Newswise — What are we drinking and what does it say about who we are?

That’s the question Temple historian Bryant Simon contemplated one day five years ago while sitting in a Starbucks. And it’s one he addresses in his new book, Everything but the Coffee: Learning about America from Starbucks (University of California Press, October 2009).

But, Everything but the Coffee is not just about Starbucks. It’s about what Starbucks’ success and recent downturn says about America, Americans and our search for meaning, community, justice and relevance in the 21st century.
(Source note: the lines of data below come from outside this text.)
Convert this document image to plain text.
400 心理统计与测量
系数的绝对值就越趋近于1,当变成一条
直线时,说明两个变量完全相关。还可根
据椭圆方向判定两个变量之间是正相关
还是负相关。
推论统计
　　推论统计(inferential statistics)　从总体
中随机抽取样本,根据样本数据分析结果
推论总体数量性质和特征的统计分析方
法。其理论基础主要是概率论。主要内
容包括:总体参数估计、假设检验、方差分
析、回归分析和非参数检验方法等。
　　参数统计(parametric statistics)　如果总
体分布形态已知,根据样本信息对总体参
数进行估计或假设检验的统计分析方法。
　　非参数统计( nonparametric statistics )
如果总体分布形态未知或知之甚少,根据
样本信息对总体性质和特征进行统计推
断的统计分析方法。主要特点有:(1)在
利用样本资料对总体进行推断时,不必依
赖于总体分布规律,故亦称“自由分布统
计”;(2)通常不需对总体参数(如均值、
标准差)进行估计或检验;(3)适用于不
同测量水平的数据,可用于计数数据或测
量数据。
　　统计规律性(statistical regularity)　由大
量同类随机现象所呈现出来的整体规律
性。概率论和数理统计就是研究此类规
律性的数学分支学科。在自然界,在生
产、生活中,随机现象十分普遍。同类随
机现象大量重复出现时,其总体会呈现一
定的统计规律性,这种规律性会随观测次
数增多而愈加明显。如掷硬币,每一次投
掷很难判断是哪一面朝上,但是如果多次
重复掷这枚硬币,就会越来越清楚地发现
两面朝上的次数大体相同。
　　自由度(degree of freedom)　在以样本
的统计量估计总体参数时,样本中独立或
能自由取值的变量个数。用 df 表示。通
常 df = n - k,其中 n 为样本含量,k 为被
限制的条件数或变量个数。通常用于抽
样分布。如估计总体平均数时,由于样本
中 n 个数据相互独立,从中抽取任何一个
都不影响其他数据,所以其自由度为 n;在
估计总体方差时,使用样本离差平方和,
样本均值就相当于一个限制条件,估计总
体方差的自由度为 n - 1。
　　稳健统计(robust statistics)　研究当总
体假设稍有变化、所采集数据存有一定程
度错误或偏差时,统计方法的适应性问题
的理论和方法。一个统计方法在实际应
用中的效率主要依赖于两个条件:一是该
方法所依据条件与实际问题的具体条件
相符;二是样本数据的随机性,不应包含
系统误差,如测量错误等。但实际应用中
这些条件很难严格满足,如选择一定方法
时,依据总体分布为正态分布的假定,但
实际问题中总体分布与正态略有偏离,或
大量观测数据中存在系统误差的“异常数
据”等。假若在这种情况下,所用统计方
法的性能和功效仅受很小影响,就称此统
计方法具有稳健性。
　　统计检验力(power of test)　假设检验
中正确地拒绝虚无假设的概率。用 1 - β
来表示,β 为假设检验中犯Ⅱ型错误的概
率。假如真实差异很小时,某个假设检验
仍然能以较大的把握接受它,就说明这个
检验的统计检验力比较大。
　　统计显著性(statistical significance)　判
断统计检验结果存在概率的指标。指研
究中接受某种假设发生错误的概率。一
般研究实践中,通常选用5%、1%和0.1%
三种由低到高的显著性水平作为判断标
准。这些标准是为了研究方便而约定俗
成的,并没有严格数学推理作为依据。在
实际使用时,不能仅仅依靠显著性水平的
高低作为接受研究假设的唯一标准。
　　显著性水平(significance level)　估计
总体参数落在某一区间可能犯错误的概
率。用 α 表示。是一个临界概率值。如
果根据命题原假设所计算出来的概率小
For the book, Simon visited and revisited over 400 Starbucks in ten countries — purposely dropping in on the same stores at different times of the day, positioning himself differently each time, at a table or near the counter. He invited linguists, branders, colorologists and teenagers to join him and “tell him what they saw” and once even surreptitiously ran off with a bag of Starbucks’ trash.

What he learned was that at its peak Starbucks thrived by giving Americans what they thought they wanted, which wasn’t coffee. It was predictability, class standing, a sense of community, more natural and authentic products, and a sense of themselves as caring and more benevolent individuals.

“You rent out space for work or a meeting or pay for a chair for twenty minutes of relaxation, or maybe you use it as a place to show off your good taste. Go to this place with art on the walls and jazz flowing out the speakers and you become sophisticated, arty, eco-friendly and cosmopolitan. But this isn’t necessarily who you are; this is an image you pay a premium to display,” said Simon.

According to Simon, Starbucks’ skyrocketing success demonstrates how deeply consumption has steeped into our lives—how much energy, emotion and time we invest in what we buy as a representation of who we are.

“As our sense of association and communalism have rolled back, buying has seeped in more and more aspects of daily life,” said Simon. “Starbucks used that retreat in public life to sell us what we want.”

And it worked for a while until it became all too common and Starbucks became just another coffee seller. “Now that Cosi and Panera look like Starbucks, it just doesn’t seem special. Even the company’s promises of doing good seemed to get spread thinner—especially when Ethiopian officials accused Starbucks of coffee colonialism,” he said.

But Simon is hopeful: “If the fundamental premise of the book is right—that Starbucks sells us back our desires, then the desires we have are the basis of a more just, more sane and a fairer kind of world. The success of Starbucks is, in essence, a plea for an older form of state action and everyday neighborhood involvement.”

“What we have to stop doing is believing that we can achieve what we want through buying—that will take more sustained work and analysis,” he said.